In contrast, the current study revealed that PCNA expression was increased in relation to that in the sildenafil- or NTG-only groups (Supplementary Fig. 10A,B), with a maximal increase in the combined group (Supplementary Fig. 10C), and its expression was mainly in the deeper layers of the epidermis. On the other hand, PCNA expression was decreased in the control group and became mostly negative in the ischaemic group (Supplementary Fig. 5A,B). These findings were also confirmed by calculating the proliferative index, which was significantly increased in the combined group compared to other study groups. PCNA is an active nuclear protein implicated in DNA replication, recombination, and repair, and thus increased PCNA expression has been noted during active cell proliferation57. This finding may explain the high PCNA expression in the sildenafil, NTG and combined groups, indicating active repair.

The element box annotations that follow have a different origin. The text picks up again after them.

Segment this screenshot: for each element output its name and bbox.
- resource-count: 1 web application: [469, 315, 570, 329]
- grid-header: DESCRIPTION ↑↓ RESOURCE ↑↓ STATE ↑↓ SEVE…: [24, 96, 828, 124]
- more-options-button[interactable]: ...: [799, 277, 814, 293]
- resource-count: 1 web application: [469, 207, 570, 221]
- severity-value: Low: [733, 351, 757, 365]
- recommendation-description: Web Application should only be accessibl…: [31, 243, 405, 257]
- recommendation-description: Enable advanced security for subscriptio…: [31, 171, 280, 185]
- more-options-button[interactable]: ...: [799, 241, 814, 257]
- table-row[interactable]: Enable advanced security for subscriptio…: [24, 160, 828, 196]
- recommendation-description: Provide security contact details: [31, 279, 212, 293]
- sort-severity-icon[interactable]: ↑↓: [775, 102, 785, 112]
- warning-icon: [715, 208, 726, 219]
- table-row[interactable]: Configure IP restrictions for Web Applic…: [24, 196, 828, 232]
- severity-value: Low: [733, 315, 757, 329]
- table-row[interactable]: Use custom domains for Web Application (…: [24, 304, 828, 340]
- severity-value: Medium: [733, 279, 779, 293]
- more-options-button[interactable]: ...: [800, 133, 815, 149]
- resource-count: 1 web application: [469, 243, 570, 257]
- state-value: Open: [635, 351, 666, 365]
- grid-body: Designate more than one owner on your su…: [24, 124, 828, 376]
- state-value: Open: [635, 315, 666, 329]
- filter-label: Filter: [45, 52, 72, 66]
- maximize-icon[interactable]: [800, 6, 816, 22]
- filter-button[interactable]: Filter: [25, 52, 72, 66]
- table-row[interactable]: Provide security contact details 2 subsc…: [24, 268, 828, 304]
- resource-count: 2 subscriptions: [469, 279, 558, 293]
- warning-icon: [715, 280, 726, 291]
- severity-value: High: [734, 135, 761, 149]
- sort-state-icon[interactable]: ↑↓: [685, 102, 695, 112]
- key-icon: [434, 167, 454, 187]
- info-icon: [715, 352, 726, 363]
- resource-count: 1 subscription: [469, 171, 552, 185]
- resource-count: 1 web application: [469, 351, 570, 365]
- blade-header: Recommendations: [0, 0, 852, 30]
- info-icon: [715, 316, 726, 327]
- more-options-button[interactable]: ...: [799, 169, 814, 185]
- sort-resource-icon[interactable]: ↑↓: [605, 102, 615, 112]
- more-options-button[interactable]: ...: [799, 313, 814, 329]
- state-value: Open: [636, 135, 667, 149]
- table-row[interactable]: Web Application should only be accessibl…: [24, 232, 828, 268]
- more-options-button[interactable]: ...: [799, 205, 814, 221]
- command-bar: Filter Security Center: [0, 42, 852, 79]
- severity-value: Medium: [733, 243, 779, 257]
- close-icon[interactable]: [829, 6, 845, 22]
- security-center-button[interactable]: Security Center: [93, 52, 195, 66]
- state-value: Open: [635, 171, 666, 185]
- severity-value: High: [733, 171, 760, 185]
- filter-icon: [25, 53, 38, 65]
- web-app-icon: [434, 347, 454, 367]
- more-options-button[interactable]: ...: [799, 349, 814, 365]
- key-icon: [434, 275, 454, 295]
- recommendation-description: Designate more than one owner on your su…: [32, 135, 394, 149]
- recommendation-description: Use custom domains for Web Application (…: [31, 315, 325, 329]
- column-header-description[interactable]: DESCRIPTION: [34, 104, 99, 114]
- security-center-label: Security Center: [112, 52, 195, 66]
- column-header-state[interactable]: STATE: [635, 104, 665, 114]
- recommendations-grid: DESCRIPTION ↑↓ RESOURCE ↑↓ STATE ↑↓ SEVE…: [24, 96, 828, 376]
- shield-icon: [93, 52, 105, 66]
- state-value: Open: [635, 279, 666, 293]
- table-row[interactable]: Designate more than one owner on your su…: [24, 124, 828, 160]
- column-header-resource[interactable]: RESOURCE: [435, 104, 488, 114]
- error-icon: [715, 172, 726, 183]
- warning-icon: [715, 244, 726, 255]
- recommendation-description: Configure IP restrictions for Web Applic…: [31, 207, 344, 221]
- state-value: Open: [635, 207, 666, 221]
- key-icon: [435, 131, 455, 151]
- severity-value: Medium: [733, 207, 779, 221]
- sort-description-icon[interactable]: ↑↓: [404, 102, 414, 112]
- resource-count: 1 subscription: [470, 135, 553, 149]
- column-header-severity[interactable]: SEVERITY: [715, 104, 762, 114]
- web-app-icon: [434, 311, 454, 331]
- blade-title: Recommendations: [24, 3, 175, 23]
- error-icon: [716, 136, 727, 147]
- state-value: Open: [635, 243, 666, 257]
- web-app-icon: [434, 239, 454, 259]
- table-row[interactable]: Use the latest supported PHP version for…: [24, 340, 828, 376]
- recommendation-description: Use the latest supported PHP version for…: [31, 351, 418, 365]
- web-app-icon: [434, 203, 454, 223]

Currently, the TEM findings revealed that ischaemic skin flaps showed epidermal pyknosis and dermal disturbed collagen arrangement and fibroblastic abnormalities that could confirm the gross and microscopic examinations (Supplementary Fig. 6D–G). The ultrastructure of the skin flap samples revealed that the combined group had the most significant improvement effects at the levels of integrity of the keratinocytes and fibroblasts as well as the dermal collagen arrangement and vascular proliferation (Supplementary Fig. 11G–J). However, the NTG group showed better preservation of the keratinocyte and dermal integrity than the sildenafil group (Supplementary Fig. 11A–F). The sildenafil group showed better effects on capillary proliferation, which was also shown upon gross examination of the deep surfaces of the flaps (Supplementary Fig. 11A–C), which revealed the presence of haemorrhagic spots in the sildenafil group and their absence in most of the NTG group flaps (Supplementary Fig. 7A,B).

Despite its local application, NTG ointment exerts a systemic hypotensive effect58. Although previous publications have reported that sildenafil alone or NTG alone, as systemic vasodilator agents, could improve the viability rate of flaps, other publications suggest that most systemic vasodilators have no effect on the enhancement of skin flap survival, mostly because their systemic hypotensive effect results in decreased skin flap perfusion, leading to increased rates of necrosis4,14,31,44,45,59,60. Therefore, it is essential to adjust the doses, forms of application and duration of using the combination of sildenafil and NTG in patients undergoing skin flap reconstructive surgery to avoid the possible synergistic hypotensive effect of both agents on skin flaps.

Conclusion

Gross, histological, immunohistochemical, morphometric and TEM assessments of ischaemic random-pattern skin flaps revealed that cotreatment with oral sildenafil and local NTG is more efficacious than single-agent treatment in improving skin survival. Nevertheless, more assessments of this combined treatment are required to establish the appropriate doses and duration of treatment.